# Christian Bilien’s Oracle performance and tuning blog

## January 28, 2008

### An upper bound of the transactions throughputs

Filed under: Models and Methods — christianbilien @ 9:46 pm

Capacity planning fundamental laws are seldom used to identify benchmark flaws, although some of these laws are almost trivial. Worse, some performance assessments provide performance outputs which are individually commented without even realizing that physical laws bind them together.

Perhaps the simplest of them all is the Utilization law, which states that the utilization of a resource is equal to the product of its throughput and its average service time. The utilization is the portion of time the resource is busy serving requests. The cpu(s) utilizations are given by sar –u. The individual disk utilizations in a storage array by the storage vendors proprietary tools. sar -d or iostat can be used to collect data for internal disks.

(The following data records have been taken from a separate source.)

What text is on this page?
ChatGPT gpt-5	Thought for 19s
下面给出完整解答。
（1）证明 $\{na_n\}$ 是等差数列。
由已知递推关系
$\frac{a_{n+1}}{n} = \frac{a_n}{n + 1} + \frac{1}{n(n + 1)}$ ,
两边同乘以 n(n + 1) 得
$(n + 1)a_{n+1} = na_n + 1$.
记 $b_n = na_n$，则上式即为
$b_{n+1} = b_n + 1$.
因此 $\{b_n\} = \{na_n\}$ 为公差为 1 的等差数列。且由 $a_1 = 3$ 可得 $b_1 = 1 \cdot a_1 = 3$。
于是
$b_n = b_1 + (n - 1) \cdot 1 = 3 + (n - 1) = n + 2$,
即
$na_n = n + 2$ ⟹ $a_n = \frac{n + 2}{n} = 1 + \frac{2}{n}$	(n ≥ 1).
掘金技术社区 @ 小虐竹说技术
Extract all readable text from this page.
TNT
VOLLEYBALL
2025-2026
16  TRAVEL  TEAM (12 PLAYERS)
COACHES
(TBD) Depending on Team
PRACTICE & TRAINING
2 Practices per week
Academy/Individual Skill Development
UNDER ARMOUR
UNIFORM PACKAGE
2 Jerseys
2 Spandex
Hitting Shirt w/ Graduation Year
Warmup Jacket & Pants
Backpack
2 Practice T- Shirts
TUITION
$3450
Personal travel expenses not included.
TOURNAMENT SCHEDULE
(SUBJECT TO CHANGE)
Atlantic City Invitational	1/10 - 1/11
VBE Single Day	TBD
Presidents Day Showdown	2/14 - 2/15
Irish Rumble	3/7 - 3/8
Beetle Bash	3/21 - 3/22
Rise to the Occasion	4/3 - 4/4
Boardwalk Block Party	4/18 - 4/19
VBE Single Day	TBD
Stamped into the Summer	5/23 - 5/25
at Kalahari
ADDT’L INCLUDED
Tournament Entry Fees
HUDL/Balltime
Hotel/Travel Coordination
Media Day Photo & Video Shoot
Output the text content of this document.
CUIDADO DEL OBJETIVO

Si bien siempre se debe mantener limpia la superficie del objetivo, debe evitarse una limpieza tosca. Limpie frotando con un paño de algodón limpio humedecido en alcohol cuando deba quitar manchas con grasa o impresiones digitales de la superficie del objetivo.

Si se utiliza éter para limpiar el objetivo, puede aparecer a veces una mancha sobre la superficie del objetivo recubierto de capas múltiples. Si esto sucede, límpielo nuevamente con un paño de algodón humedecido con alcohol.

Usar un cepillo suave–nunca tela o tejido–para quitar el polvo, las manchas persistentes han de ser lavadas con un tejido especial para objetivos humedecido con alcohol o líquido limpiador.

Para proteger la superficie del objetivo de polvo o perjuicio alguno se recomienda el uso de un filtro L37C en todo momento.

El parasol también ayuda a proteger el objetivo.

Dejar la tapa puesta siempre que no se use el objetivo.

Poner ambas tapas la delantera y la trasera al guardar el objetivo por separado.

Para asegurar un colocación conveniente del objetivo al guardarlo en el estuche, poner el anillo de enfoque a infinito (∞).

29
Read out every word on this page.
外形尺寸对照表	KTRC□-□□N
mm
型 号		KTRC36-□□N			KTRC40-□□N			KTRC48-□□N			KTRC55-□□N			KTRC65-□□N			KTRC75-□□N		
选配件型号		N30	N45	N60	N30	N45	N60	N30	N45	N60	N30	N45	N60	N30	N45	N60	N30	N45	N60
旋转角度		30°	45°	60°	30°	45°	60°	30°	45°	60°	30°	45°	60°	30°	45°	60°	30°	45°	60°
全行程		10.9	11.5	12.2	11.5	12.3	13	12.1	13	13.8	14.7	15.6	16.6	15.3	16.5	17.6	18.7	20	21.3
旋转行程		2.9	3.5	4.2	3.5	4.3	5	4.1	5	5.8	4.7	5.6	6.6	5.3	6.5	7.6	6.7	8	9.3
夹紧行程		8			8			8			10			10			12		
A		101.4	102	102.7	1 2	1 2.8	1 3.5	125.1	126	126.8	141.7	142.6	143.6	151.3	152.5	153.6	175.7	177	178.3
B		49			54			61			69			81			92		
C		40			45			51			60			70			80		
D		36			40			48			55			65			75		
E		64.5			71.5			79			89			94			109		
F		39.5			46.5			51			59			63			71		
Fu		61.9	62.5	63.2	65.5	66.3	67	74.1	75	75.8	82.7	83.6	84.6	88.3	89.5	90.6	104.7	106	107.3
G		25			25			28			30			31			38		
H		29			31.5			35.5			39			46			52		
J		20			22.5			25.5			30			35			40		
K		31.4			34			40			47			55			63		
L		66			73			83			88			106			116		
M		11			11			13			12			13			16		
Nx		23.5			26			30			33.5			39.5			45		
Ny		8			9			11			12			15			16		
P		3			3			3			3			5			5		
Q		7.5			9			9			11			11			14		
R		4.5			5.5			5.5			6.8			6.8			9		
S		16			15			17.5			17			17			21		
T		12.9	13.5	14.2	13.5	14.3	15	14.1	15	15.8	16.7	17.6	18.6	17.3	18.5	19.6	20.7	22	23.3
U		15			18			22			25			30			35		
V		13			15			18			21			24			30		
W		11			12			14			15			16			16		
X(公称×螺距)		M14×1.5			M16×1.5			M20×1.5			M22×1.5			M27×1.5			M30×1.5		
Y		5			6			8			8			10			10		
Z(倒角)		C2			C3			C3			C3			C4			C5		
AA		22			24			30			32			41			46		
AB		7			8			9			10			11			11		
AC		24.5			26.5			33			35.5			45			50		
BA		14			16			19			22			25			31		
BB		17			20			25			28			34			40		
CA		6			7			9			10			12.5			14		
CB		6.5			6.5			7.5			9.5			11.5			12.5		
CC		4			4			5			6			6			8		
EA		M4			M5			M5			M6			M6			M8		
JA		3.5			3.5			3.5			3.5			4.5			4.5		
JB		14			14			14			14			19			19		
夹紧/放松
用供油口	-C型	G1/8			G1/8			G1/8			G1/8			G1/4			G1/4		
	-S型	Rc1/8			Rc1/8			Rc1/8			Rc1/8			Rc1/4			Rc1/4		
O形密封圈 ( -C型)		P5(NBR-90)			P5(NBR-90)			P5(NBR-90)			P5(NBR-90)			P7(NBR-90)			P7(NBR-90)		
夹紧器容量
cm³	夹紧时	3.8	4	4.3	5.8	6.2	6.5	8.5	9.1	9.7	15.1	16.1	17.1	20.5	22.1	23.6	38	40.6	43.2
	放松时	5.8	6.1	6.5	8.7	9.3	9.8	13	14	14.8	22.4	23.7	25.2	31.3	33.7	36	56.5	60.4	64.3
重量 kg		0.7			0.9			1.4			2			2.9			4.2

Take a disk serving a fairly steady load I picked up on an HP-UX test system with no storage array attached . sar –d gave the following data:

 Time Utilization(%) Service time(ms) Reads/s Writes/s 15:07 70.8 10 4 67 15:12 67.3 12.3 30.6 24.1 15:17 67.8 12 33.7 22.7

This formula can be verified for the 3 points I picked up:

Utilization = (Read/s+writes/s) x service time

This law can be used to define an asymptotic bound, which is an optimistic bound since it indicates the best possible performance. If each application transaction spends ${D}_{k}$ seconds on disk $k$, and ${X}$ is the application throughput, the utilization law can be rewritten for disk $k$ as ${U}_{k}=X*{D}_{k}$. An increase in the arrival rate can be accommodated as long as none of the disks are saturated (i.e. has a utilization of 100%). The throughput bound ${X}_{max}$ is therefore the arrival rate at which any of the disk centers saturates. If ${D}_{max}$ is the maximum disk service time, the upper bound to the transaction throughput can be found when one of the disks has a utilization of 1 (100%):

${D}_{max}*{X}_{max}=1$

therefore

${X}_{max}=\frac{1}{{D}_{max}}$

Let’s replace our disk by a single volume which encompasses a whole raid group inside an array, and consider that this raid group is dedicated to a single batch. Other raid groups participate to the transactions but we’ll focus on the most accessed one. If our transaction needs to make 10 synchronous visits (meaning each of them has to wait for the previous one to complete) to the most accessed volume in the storage array, and each of the visits “costs” 10ms, we’ll have ${D}_{max}$=100ms=0.1s. The best possible throughput we can get is 10 transactions per seconds.